Top Children’s Health Concerns in Perth: Key Signs to Watch & When to See a GP

Children Health Concerns

Imagine your child waking up with a high fever or rash. As a parent, you immediately worry; is it serious? Recent WA data underscore these fears. Over half (52.7%) of Western Australian children have experienced significant emotional or behavioural difficulties, and nearly one in four (28.6%) are overweight or obese.

These stats show that child health concerns in Perth are alarmingly common.

This guide breaks down warning signs, common illnesses and preventive care to empower you. You’ll learn when to see a GP in Perth, and when is urgent care needed.

Read on for a comprehensive walkthrough.

Need help now? Our AGPAL-accredited Main Street Medical Centre can help with full, comprehensive child health care in Perth.

Children’s Health Concerns in Perth: Common Childhood Illnesses Explained

Children in Perth get plenty of minor illnesses. Below we cover key categories. For each, we describe what it is, warning signs, and when to see a GP.

1. Children’s Mental Health Issues

Mental health problems are real even in young kids. National data (2013–14) showed about 1 in 7 children aged 4–11 had a diagnosed mental disorder. Boys were more affected (17%) than girls (11%), especially with ADHD (Attention Deficit Hyperactivity Disorder). Anxiety disorders and behavioural problems also occur.

Signs to watch for:

  • learning or behaviour slipping in school
  • persistent worry
  • withdrawal
  • extreme tantrums
  • aggression
  • poor concentration
  • social problems beyond typical stages

If concerns persist (e.g. ADHD, autism, anxiety), get your GP assessment or counselling. Early referrals to paediatric doctors or child psychologists in Perth can help.

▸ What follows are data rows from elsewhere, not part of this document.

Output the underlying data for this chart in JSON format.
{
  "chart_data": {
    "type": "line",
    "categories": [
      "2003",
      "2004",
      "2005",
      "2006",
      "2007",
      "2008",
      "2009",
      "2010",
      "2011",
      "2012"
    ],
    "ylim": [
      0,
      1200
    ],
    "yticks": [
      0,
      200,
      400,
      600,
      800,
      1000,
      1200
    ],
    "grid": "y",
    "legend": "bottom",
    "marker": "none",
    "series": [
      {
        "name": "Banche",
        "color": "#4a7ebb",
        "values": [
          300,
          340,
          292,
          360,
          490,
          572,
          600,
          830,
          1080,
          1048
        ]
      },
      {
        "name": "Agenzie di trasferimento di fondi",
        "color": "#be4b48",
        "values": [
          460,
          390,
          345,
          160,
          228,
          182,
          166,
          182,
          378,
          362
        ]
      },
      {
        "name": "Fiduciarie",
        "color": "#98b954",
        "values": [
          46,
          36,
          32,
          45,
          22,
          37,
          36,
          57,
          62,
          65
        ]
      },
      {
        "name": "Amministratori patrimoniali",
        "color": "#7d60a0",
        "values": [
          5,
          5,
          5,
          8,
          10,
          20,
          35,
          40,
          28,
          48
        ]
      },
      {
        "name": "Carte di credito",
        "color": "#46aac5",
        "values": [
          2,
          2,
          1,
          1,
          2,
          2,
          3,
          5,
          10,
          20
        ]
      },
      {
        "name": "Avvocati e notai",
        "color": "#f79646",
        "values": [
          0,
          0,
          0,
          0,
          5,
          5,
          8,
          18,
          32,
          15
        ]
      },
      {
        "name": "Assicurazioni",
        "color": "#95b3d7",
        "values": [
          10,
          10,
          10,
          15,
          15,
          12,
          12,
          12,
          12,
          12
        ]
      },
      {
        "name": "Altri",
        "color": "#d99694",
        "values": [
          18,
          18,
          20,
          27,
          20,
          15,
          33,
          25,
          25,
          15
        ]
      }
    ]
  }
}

Main Street Medical Centre GPs provide children’s mental health care, including counselling and therapy, and can refer to Perth Child Development Clinics when needed.

2. Fever in Children

A fever is the body’s response to infection. At home, keep your child comfortable with fluids and rest. Use acetaminophen/ibuprofen as needed (per dosing instructions).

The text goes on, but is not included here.